How’s that recovery going for you? That’s what I thought.
Here’s the latest data point from the ongoing oligarch crime spreeshamelessly marketed to the masses as an “economic recovery.”
The number of homeless students in the country’s classrooms has more than doubled since before the recession, according to recently released federal data. That’s an alarming trend, but a new report offers some hope: At least part of the increase, the authors say, is not because more students have become homeless, but because states have gotten better at identifying homeless students.
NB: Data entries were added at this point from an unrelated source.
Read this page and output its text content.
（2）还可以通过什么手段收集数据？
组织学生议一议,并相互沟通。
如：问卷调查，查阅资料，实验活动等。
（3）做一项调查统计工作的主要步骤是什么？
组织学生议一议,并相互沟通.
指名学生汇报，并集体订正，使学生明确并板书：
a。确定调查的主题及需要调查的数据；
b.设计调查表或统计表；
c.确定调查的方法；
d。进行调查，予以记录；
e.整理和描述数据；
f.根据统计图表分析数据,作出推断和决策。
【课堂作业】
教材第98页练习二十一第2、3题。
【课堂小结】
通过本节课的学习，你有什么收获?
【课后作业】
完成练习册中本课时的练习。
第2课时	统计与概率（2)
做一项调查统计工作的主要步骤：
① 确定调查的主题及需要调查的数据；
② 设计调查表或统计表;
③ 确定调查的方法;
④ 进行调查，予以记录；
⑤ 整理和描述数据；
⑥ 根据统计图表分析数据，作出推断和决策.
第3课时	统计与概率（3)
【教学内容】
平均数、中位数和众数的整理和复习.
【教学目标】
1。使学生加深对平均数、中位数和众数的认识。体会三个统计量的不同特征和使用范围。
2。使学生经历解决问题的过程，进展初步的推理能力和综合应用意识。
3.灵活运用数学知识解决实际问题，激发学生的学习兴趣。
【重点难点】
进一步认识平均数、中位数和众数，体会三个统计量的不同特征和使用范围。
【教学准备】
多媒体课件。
Here’s a visual representation of America’s Banana Republic neo-feualism for those of you so inclined:
Bull market in serfdom. If this is what a recovery looks like, I don’t want to see a recession.
There were about 1.4 million homeless students nationwide in the 2013-14 school year, according to the Department of Education, twice as many as there were in the 2006-07 school year, when roughly 680,000 students were homeless.
The rankings are based on an array of indicators that range from the concrete, like the number of available rental units that are affordable for extremely low-income families, to the less so, like the number of policies that reduce homeless families’ barriers to accessing child care. Matthew Adams, the institute’s principal policy analyst, said that rather than try to measure the effectiveness of policies in each state, which can be hard to quantify, the goal of the report is to identify and compare the efforts being made by each state.